Wednesday, December 1, 2010

Last Month Of 2010


Since NaNoWriMo is now over, I have started work on the first revision of my novel. Strangely enough, the scene with which I opened the original story is the one I chose to use in the revision. But I did do some rewriting of the scene, and I appended to it two of the other scenes I'd used in the original, again with much rewriting. Who knows, this novel might work. It might actually become a publishable book.

If I don't wimp out.

. . .

I left myself a note on my desktop's *NOTES* page that reads: Recently I read somewhere, can't remember where:

Writer and physicist Alan Lightman, was born in Memphis, Tennessee in 1948. He reportedly said that as a kid, "I was always troubled and awed by the big questions. Why are we here? Why is there something rather than nothing? What is the meaning of life? How did the universe begin?"

Well, don't we all ask those same questions at one time or another throughout our lives?

But it seems to me that the questions are meaningless. They have no answers beyond what we perceive within our individual minds (brain processes) by way of the interaction of chemical actions and their reactions.

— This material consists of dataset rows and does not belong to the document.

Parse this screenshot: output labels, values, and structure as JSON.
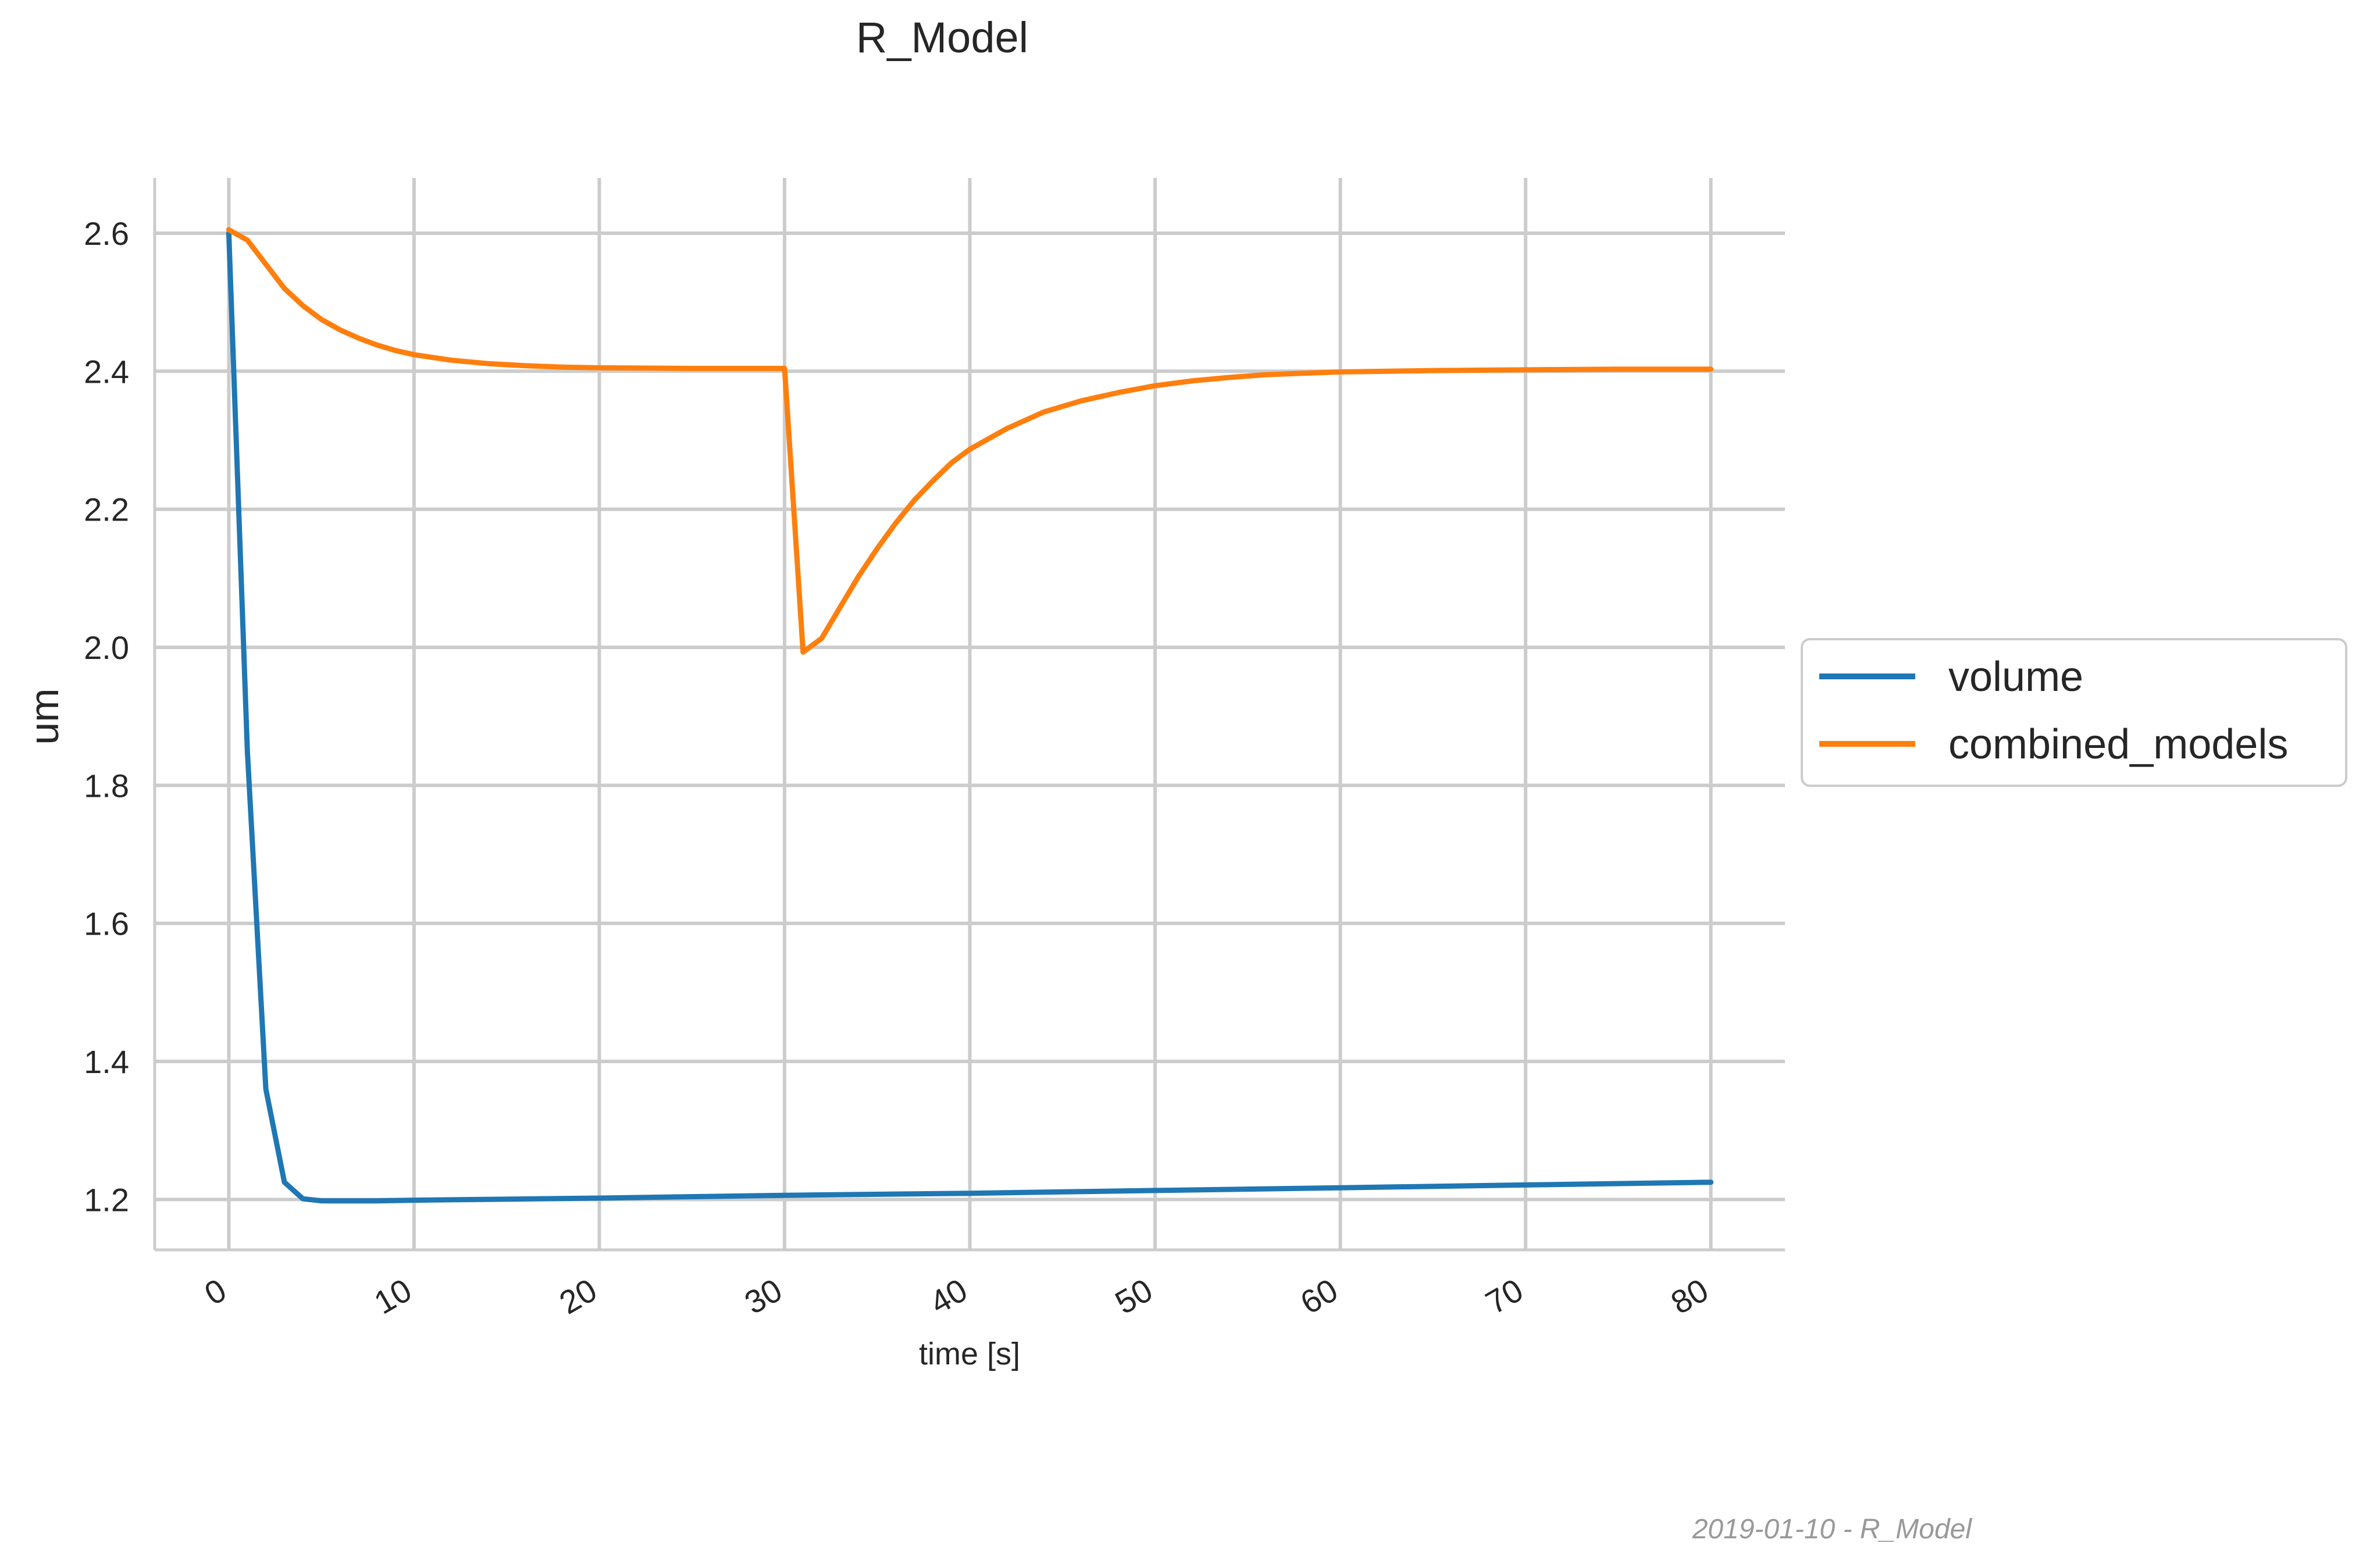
{
  "chart_data": {
    "type": "line",
    "title": "R_Model",
    "xlabel": "time [s]",
    "ylabel": "um",
    "xlim": [
      -4,
      84
    ],
    "ylim": [
      1.127,
      2.68
    ],
    "x_ticks": [
      0,
      10,
      20,
      30,
      40,
      50,
      60,
      70,
      80
    ],
    "x_tick_labels": [
      "0",
      "10",
      "20",
      "30",
      "40",
      "50",
      "60",
      "70",
      "80"
    ],
    "y_ticks": [
      1.2,
      1.4,
      1.6,
      1.8,
      2.0,
      2.2,
      2.4,
      2.6
    ],
    "y_tick_labels": [
      "1.2",
      "1.4",
      "1.6",
      "1.8",
      "2.0",
      "2.2",
      "2.4",
      "2.6"
    ],
    "grid": true,
    "legend_position": "center-right-outside",
    "series": [
      {
        "name": "volume",
        "color": "#1f77b4",
        "x": [
          0,
          1,
          2,
          3,
          4,
          5,
          6,
          8,
          10,
          20,
          30,
          40,
          50,
          60,
          70,
          80
        ],
        "y": [
          2.6,
          1.85,
          1.36,
          1.225,
          1.201,
          1.198,
          1.198,
          1.198,
          1.199,
          1.202,
          1.206,
          1.209,
          1.213,
          1.217,
          1.221,
          1.225
        ]
      },
      {
        "name": "combined_models",
        "color": "#ff7f0e",
        "x": [
          0,
          1,
          2,
          3,
          4,
          5,
          6,
          7,
          8,
          9,
          10,
          12,
          14,
          16,
          18,
          20,
          25,
          30,
          31,
          32,
          33,
          34,
          35,
          36,
          37,
          38,
          39,
          40,
          42,
          44,
          46,
          48,
          50,
          52,
          54,
          56,
          58,
          60,
          65,
          70,
          75,
          80
        ],
        "y": [
          2.605,
          2.59,
          2.555,
          2.52,
          2.495,
          2.475,
          2.46,
          2.448,
          2.438,
          2.43,
          2.424,
          2.416,
          2.411,
          2.408,
          2.406,
          2.405,
          2.404,
          2.404,
          1.993,
          2.013,
          2.058,
          2.103,
          2.143,
          2.18,
          2.213,
          2.241,
          2.267,
          2.287,
          2.317,
          2.341,
          2.357,
          2.369,
          2.379,
          2.386,
          2.391,
          2.395,
          2.397,
          2.399,
          2.401,
          2.402,
          2.403,
          2.403
        ]
      }
    ]
  },
  "footer": {
    "text": "2019-01-10 - R_Model"
  }
}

Asking such questions and expecting to eventually receive answers presumes that the human race is somehow special among Earth's multitudes of biological life forms. Because we think that our ability to think is something special in the universe. Vanity of vanities, all is vanity indeed.

Just because a person believes a thing does not make it so. Subjective beliefs are not objective facts. When Occam's Razor shaves away the Earth's minuscule stubble that is biological life, what remains is objective reality.

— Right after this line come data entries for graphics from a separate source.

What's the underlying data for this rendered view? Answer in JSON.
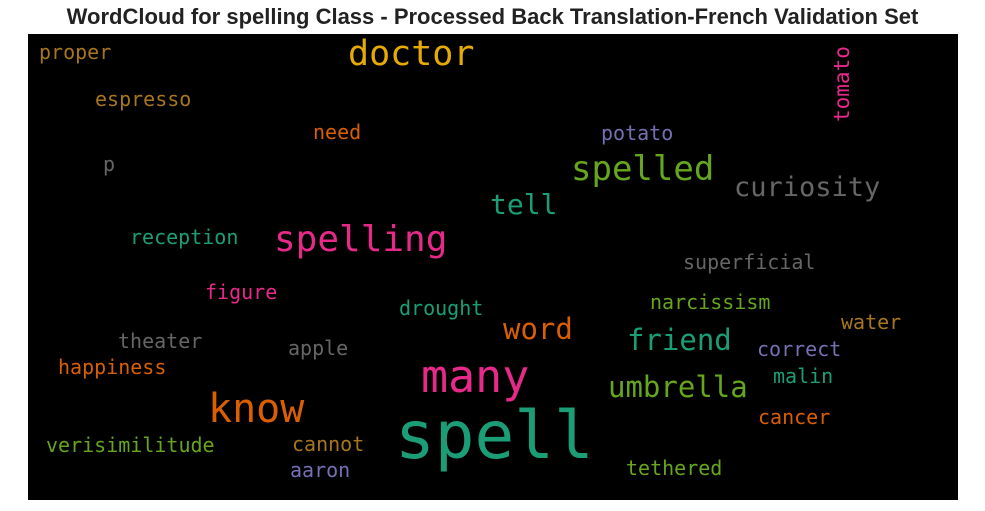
{
  "title": "WordCloud for spelling Class - Processed Back Translation-French Validation Set",
  "words": [
    {
      "text": "proper",
      "color": "#a6761d"
    },
    {
      "text": "doctor",
      "color": "#e6ab02"
    },
    {
      "text": "tomato",
      "color": "#e7298a"
    },
    {
      "text": "espresso",
      "color": "#a6761d"
    },
    {
      "text": "need",
      "color": "#d95f02"
    },
    {
      "text": "potato",
      "color": "#7570b3"
    },
    {
      "text": "p",
      "color": "#666666"
    },
    {
      "text": "spelled",
      "color": "#66a61e"
    },
    {
      "text": "curiosity",
      "color": "#666666"
    },
    {
      "text": "tell",
      "color": "#1b9e77"
    },
    {
      "text": "reception",
      "color": "#1b9e77"
    },
    {
      "text": "spelling",
      "color": "#e7298a"
    },
    {
      "text": "superficial",
      "color": "#666666"
    },
    {
      "text": "figure",
      "color": "#e7298a"
    },
    {
      "text": "narcissism",
      "color": "#66a61e"
    },
    {
      "text": "drought",
      "color": "#1b9e77"
    },
    {
      "text": "water",
      "color": "#a6761d"
    },
    {
      "text": "word",
      "color": "#d95f02"
    },
    {
      "text": "theater",
      "color": "#666666"
    },
    {
      "text": "friend",
      "color": "#1b9e77"
    },
    {
      "text": "apple",
      "color": "#666666"
    },
    {
      "text": "correct",
      "color": "#7570b3"
    },
    {
      "text": "happiness",
      "color": "#d95f02"
    },
    {
      "text": "many",
      "color": "#e7298a"
    },
    {
      "text": "malin",
      "color": "#1b9e77"
    },
    {
      "text": "umbrella",
      "color": "#66a61e"
    },
    {
      "text": "know",
      "color": "#d95f02"
    },
    {
      "text": "cancer",
      "color": "#d95f02"
    },
    {
      "text": "verisimilitude",
      "color": "#66a61e"
    },
    {
      "text": "cannot",
      "color": "#a6761d"
    },
    {
      "text": "spell",
      "color": "#1b9e77"
    },
    {
      "text": "aaron",
      "color": "#7570b3"
    },
    {
      "text": "tethered",
      "color": "#66a61e"
    }
  ]
}
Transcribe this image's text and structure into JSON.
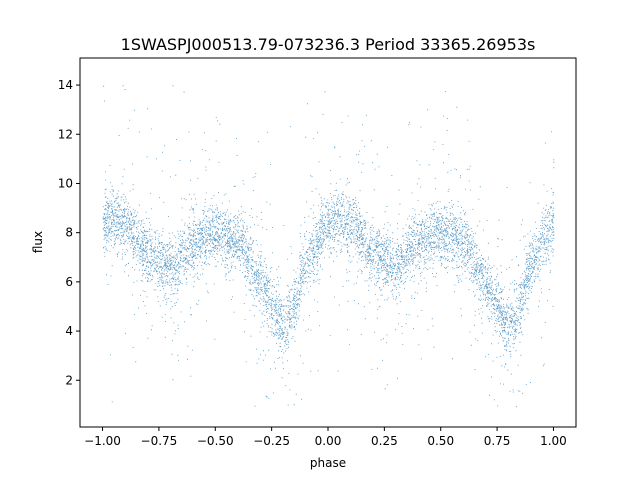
{
  "chart_data": {
    "type": "scatter",
    "title": "1SWASPJ000513.79-073236.3 Period 33365.26953s",
    "xlabel": "phase",
    "ylabel": "flux",
    "xlim": [
      -1.1,
      1.1
    ],
    "ylim": [
      0.1,
      15.1
    ],
    "x_ticks": [
      -1.0,
      -0.75,
      -0.5,
      -0.25,
      0.0,
      0.25,
      0.5,
      0.75,
      1.0
    ],
    "x_tick_labels": [
      "−1.00",
      "−0.75",
      "−0.50",
      "−0.25",
      "0.00",
      "0.25",
      "0.50",
      "0.75",
      "1.00"
    ],
    "y_ticks": [
      2,
      4,
      6,
      8,
      10,
      12,
      14
    ],
    "y_tick_labels": [
      "2",
      "4",
      "6",
      "8",
      "10",
      "12",
      "14"
    ],
    "grid": false,
    "legend": "none",
    "point_color": "#1f77b4",
    "series": [
      {
        "x_range": [
          -1.0,
          1.0
        ],
        "folded_period_phase": 1.0,
        "light_curve_profile": {
          "phase": [
            0.0,
            0.05,
            0.1,
            0.2,
            0.3,
            0.4,
            0.5,
            0.6,
            0.7,
            0.75,
            0.8,
            0.85,
            0.9,
            1.0
          ],
          "flux": [
            8.3,
            8.6,
            8.3,
            7.2,
            6.6,
            7.6,
            8.0,
            7.6,
            6.0,
            5.0,
            4.2,
            5.0,
            6.8,
            8.3
          ]
        },
        "scatter_sigma": 0.6,
        "outlier_range": [
          0.8,
          14.5
        ]
      }
    ]
  }
}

And I simply cannot understand why every reasoning man or woman capable of conceptual discernment is (apparently) unable to perceive that singular truth.

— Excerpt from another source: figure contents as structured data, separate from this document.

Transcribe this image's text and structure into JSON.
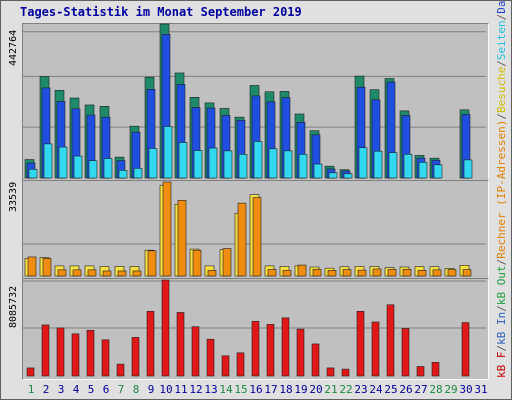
{
  "title": "Tages-Statistik im Monat September 2019",
  "panels": {
    "top_max": "442764",
    "mid_max": "33539",
    "bot_max": "8085732"
  },
  "legend": [
    {
      "text": "kB F",
      "color": "#cc0000"
    },
    {
      "text": "/",
      "color": "#606060"
    },
    {
      "text": "kB In",
      "color": "#3060c0"
    },
    {
      "text": "/",
      "color": "#606060"
    },
    {
      "text": "kB Out",
      "color": "#20a040"
    },
    {
      "text": "/",
      "color": "#606060"
    },
    {
      "text": "Rechner (IP-Adressen)",
      "color": "#e08000"
    },
    {
      "text": "/",
      "color": "#606060"
    },
    {
      "text": "Besuche",
      "color": "#d0c000"
    },
    {
      "text": "/",
      "color": "#606060"
    },
    {
      "text": "Seiten",
      "color": "#20c0e0"
    },
    {
      "text": "/",
      "color": "#606060"
    },
    {
      "text": "Dateien",
      "color": "#2040d0"
    },
    {
      "text": "/",
      "color": "#606060"
    },
    {
      "text": "Anfragen",
      "color": "#108050"
    }
  ],
  "colors": {
    "anfragen": "#1e8a6a",
    "dateien": "#1f4fe0",
    "seiten": "#30d8f0",
    "besuche": "#f8e040",
    "rechner": "#f08c10",
    "kbf": "#e01818",
    "weekend": "#1a8a40",
    "weekday": "#0000a0"
  },
  "chart_data": {
    "type": "bar",
    "categories": [
      "1",
      "2",
      "3",
      "4",
      "5",
      "6",
      "7",
      "8",
      "9",
      "10",
      "11",
      "12",
      "13",
      "14",
      "15",
      "16",
      "17",
      "18",
      "19",
      "20",
      "21",
      "22",
      "23",
      "24",
      "25",
      "26",
      "27",
      "28",
      "29",
      "30",
      "31"
    ],
    "weekend_days": [
      "1",
      "7",
      "8",
      "14",
      "15",
      "21",
      "22",
      "28",
      "29"
    ],
    "series": [
      {
        "name": "Anfragen",
        "panel": "top",
        "ylim": [
          0,
          442764
        ],
        "values": [
          53000,
          292000,
          252000,
          230000,
          210000,
          206000,
          60000,
          149000,
          290000,
          442764,
          302000,
          232000,
          216000,
          200000,
          175000,
          266000,
          248000,
          249000,
          184000,
          136000,
          34000,
          24000,
          293000,
          254000,
          286000,
          193000,
          65000,
          57000,
          0,
          196000,
          0
        ]
      },
      {
        "name": "Dateien",
        "panel": "top",
        "ylim": [
          0,
          442764
        ],
        "values": [
          43000,
          259000,
          220000,
          199000,
          181000,
          175000,
          50000,
          132000,
          255000,
          413000,
          269000,
          203000,
          201000,
          180000,
          166000,
          236000,
          219000,
          231000,
          160000,
          124000,
          26000,
          20000,
          261000,
          225000,
          276000,
          180000,
          57000,
          51000,
          0,
          183000,
          0
        ]
      },
      {
        "name": "Seiten",
        "panel": "top",
        "ylim": [
          0,
          442764
        ],
        "values": [
          25000,
          98000,
          89000,
          63000,
          50000,
          56000,
          22000,
          28000,
          85000,
          148000,
          102000,
          79000,
          86000,
          78000,
          68000,
          105000,
          84000,
          78000,
          68000,
          40000,
          15000,
          12000,
          87000,
          77000,
          73000,
          68000,
          45000,
          38000,
          0,
          52000,
          0
        ]
      },
      {
        "name": "Besuche",
        "panel": "mid",
        "ylim": [
          0,
          33539
        ],
        "values": [
          6300,
          6600,
          3600,
          3600,
          3600,
          3400,
          3400,
          3400,
          9200,
          32400,
          25600,
          9600,
          3600,
          9400,
          22400,
          29000,
          3600,
          3400,
          3600,
          3200,
          2800,
          3300,
          3400,
          3400,
          3000,
          3200,
          3400,
          3300,
          2700,
          3800,
          0
        ]
      },
      {
        "name": "Rechner",
        "panel": "mid",
        "ylim": [
          0,
          33539
        ],
        "values": [
          6800,
          6300,
          2200,
          2200,
          2200,
          1800,
          1800,
          1800,
          9000,
          33539,
          27000,
          9200,
          2000,
          9800,
          26000,
          28000,
          2300,
          2000,
          3900,
          2400,
          2000,
          2300,
          2100,
          2500,
          2400,
          2400,
          2000,
          2200,
          2300,
          2300,
          0
        ]
      },
      {
        "name": "kB F",
        "panel": "bot",
        "ylim": [
          0,
          8085732
        ],
        "values": [
          680000,
          4300000,
          4050000,
          3550000,
          3850000,
          3050000,
          1000000,
          3250000,
          5450000,
          8085732,
          5350000,
          4150000,
          3100000,
          1700000,
          1950000,
          4600000,
          4350000,
          4900000,
          3950000,
          2700000,
          680000,
          580000,
          5450000,
          4550000,
          6000000,
          4000000,
          800000,
          1150000,
          0,
          4500000,
          0
        ]
      }
    ]
  }
}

These are ideas I hope to incorporate in a novel.

Someday.

. . .

Another of the notes I found on that page is -- Quiz Question: Who wrote under the pen names Thomas Jefferson Snodgrass, Sergeant Fathom, Rambler, and W. Epaminondas Adrastus Blab"

Hint: another of his pen names was Mark Twain.

Yes, it was Samuel Langhorn Clemens. Mark Twain hated the writings of Jane Austen. He once said that every time he read Pride and Prejudice, he wanted to dig up Austen and "beat her over the skull with her own shin bone."

From Mark Twain's new autobiography: For many years I believed that I remembered helping my grandfather drink his whisky toddy when I was six weeks old, but I do not tell about that any more, now; I am grown old, and my memory is not as active as it used to be. When I was younger I could remember anything, whether it had happened or not; but my faculties are decaying, now, and soon I shall be so I cannot remember any but the latter. It is sad to go to pieces like this, but we all have to do it.

If I had identified the source of the above notes I would mention them here. But I did not do so.

. . .

The Writer's Almanac for December 1, 2010 has some good stuff. You can take my word for it or you can read it yourself. It contains, for example, a short piece about Julia A. Moore, famous for writing really bad poetry:

She's sometimes referred to as a "poetaster, which the Oxford English Dictionary defines as "a petty or paltry poet; a writer of poor or trashy verse; a rimester." This distinction usually entails things like the use of awkward meter, painfully sappy sentimentality, words that rhyme in an unpleasant way, or poor taste in subject matter.

There is also an insightful little piece about Woody Allen.

__________

"I love books, food, music, sleep, people who work, heated arguments, the United States of America, and my wife and children. I dislike politicians, preachers, genteel persons, people who do not work or are on vacation, closed minds, movies, loud noises, and oiliness."